In my last post, I shared some of the wisdom I gathered over the 4 years I’ve worked with AWS Redshift. Since I’m not one for long blog posts, I decided to keep some for a second post. Here goes!
Keep your custer clean - Vacuum and Analyze
I talked a lot in my last post about the importance of the sort keys and the data being sorted properly in Redshift. One way to do that is to run VACUUM
and ANALYZE
commands. The VACUUM
will clean up the data, i.e. remove deleted rows to reclaim space and sort the newly inserted data and the ANALYZE
will update metadata used by the query planner. Keep those things in mind when running those operations:
VACUUM
s are heavy on both CPU and disk space, so it’s better to run it during a period of low usage.- Depending on your use case, you may not need to run those operations often.
- From what we experienced, once a week is enough and once a day is optimal. More often than that had negative performance impacts.
- Always run an
ANALYZE
after aVACUUM
. - Be aware of the thresholds. By default,
VACUUM
will not sort if 95% of the rows in a table are already sorted andANALYZE
will be skipped for any table with less than 10% of changed rows.- This means that, at some point when you have a lot of data, cleanup operations might stop running as often as configured. Keep that in mind!
VACUUM
s will be a lot faster if your data is inserted in sort key order. Check the documentation about vacuuming tables and analyzing tables (it was greatly improved over the years and is now pretty neat).

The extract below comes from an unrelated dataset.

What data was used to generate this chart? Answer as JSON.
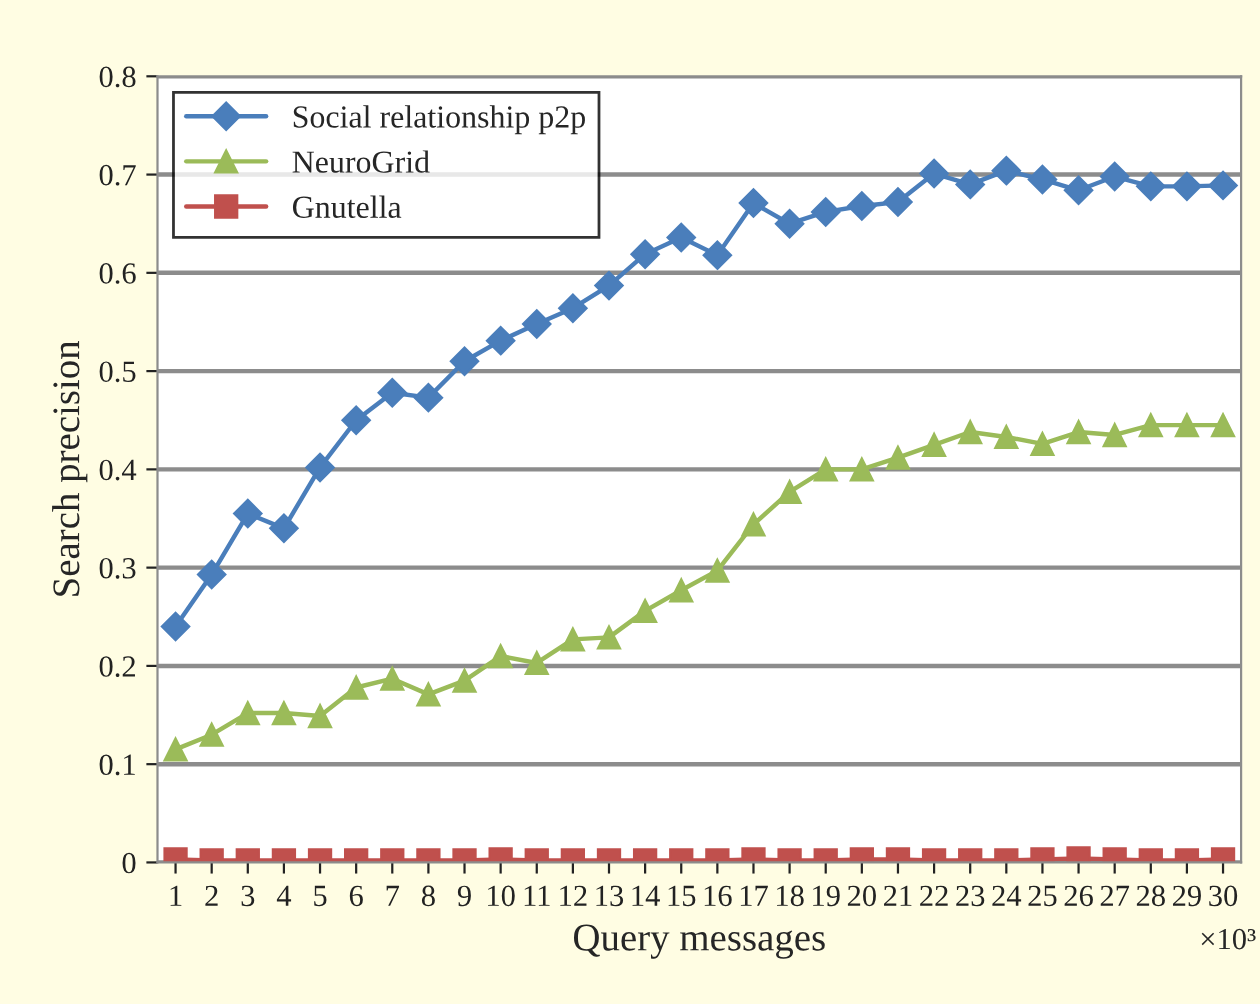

Keep spots to run important queries - WLM queues setup
Workload Management (WLM) queue configuration is very important for query performance. It allows you to assign more memory for critical queries, how many queries can run concurrently, set a higher timeout for longer queries, etc. Be sure to adapt the WLM queues configuration to fit your use case. In our case, we try to minimize the response time of reporting queries. Data insertion and long running maintenance queries are less important. Here is what our configuration looks like:
- Reporting queue with a 2 minutes timeout, concurrency of 15 and 90% of the cluster’s memory.
- Maintenance queue with a 1 hour timeout, concurrency of 3 and 5% of the cluster’s memory.
- Insertion queue with a 15 minutes timeout, concurrency of 3 and 5% of the cluster’s memory.
Keep in mind that the total concurrency of the cluster cannot be greater than 25.
Keep enough space to run queries - Disk space
In Redshift, when scanning a lot of data or when running in a WLM queue with a small amount of memory, some queries might need to use the disk. Be sure to keep enough space on disk so those queries can complete successfully. For us, the sweet spot was under 75% of disk used.
Keep your data clean - No updates if possible
UPDATE
statements are really not the strong suit of Redshift. They take a lot of CPU to process, unsort the afftected rows and, are usually pretty long to complete. For those reasons, the best thing is to do as little UPDATE
as possible. A good way to do that is to insert data in a staging table, where it can be modified, before being moved to the master table.
Keep your writes batched - Use COPY (batches) instead of inserts
This one is a pretty common best practice when dealing with large amounts of data. Try to insert new data in batches (large ones if possible) and use the COPY
statement to do it. From Redshift’s documention:
We strongly encourage you to use the COPY command to load large amounts of data. Using individual INSERT statements to populate a table might be prohibitively slow.
That’s pretty much all I got. I hope this can help you get the best of the awesome product that AWS Redshift is. My last advice, read the documentation, it is pretty good.
P.S.: Don’t just blindly apply those tips and tricks. Test them first to validate that they really do help with your use case.